Son vatanı atalarının mezarının olduğu yerdir.
İlkini saymazsak insan vatanında yaşar. Gurbeti, sılayı, memleketi dile getirirken insanın ölçüsü daima vatandır.
Vatan insanların esir veya köle olmadan kendi dili ve kültürünü, atalarından devraldığı şekliyle yaşadığı bir yerdir.
İnsanlık tarihi, insanların ya da devletlerin diğer insanlara yaşattığı katliamlar, soykırımlar, kaçakaç ve sürgünlük feryatlarıyla doludur. Bu acıları yaşayan toplumların başında Türk toplumu gelir. Tarihin çeşitli zamanlarında soykırımlara maruz kalmış, yakın zamanlarda bile Türkistan’da, Balkanlarda, Kafkaslarda ve Ortadoğu’da milyonlarca Türk vatanlarında katledilmiş, atalarının topraklarını ve evlerini terk etmeye zorlanmış, uzak iklimlere sürgün edilmişlerdir.
Vatan bizim için hep çok çok önemliydi. O kadar ki, tarihte hep dişimizi tırnağımıza takıp vatansız ve devletsiz kalmamaya gayret ettik. Yine de vatanımız işgallere uğradı, milletimizin bir kısmı imha edildi, vatansız bırakıldı. Vatanın değerini ve vatansızlığın nasıl bir zulüm olduğunu yaşayarak öğrenmiş bir milletin çocuklarıyız.
Vatan bizim için bir toprak parçası değil, kutsal bir yerdir.
Vatan onurumuz, namusumuz ve canımızdır.
Vatanseverlik karakterimizdir.
Vatanın önemini, vatanseverliğin sorumluluğunu canlı tutmak için her yıl 14 Kasım günü YURT GÜNÜ (veya Vatan Günü) olarak ilan edilmiştir.
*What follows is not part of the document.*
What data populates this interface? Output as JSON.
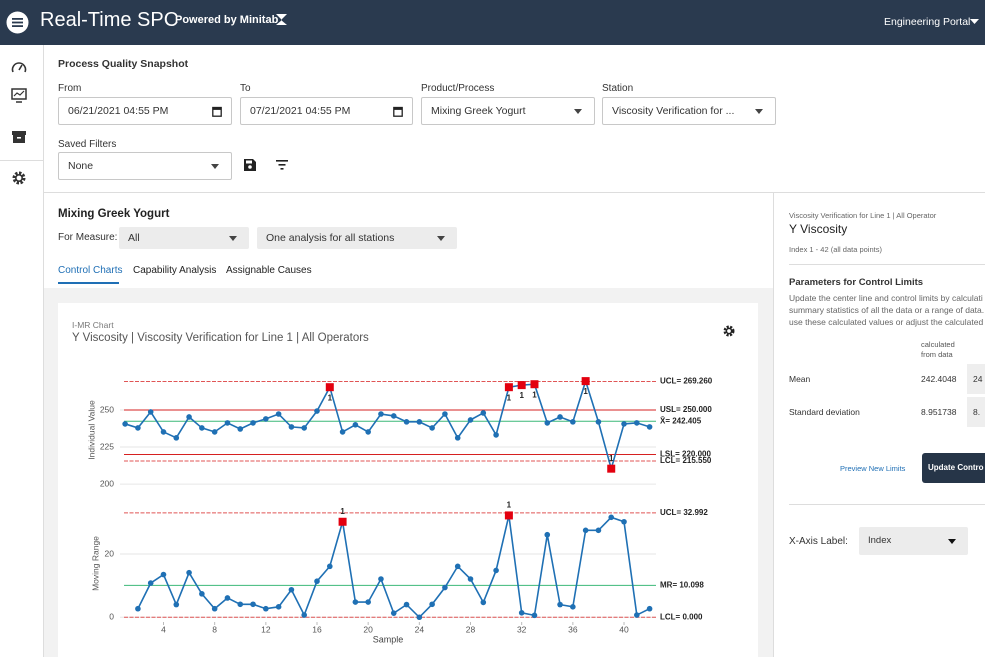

Bu tarih, 1828'de Rusya'nın işgaline uğrayan, 1944 yılında da vatanlarından tamamen koparılan Ahıska Türklerinin vatansız bırakıldıkları gündür.
Bu günde vatanın önemi, vatanseverlik duygusunun erdemi, vatana sahip çıkma, koruma ve güzelleştirme yolları üzerinde düşünülüp, eğlence ağırlıklı olarak kutlanacaktır.
YURT GÜNÜNÜZ KUTLU OLSUN!..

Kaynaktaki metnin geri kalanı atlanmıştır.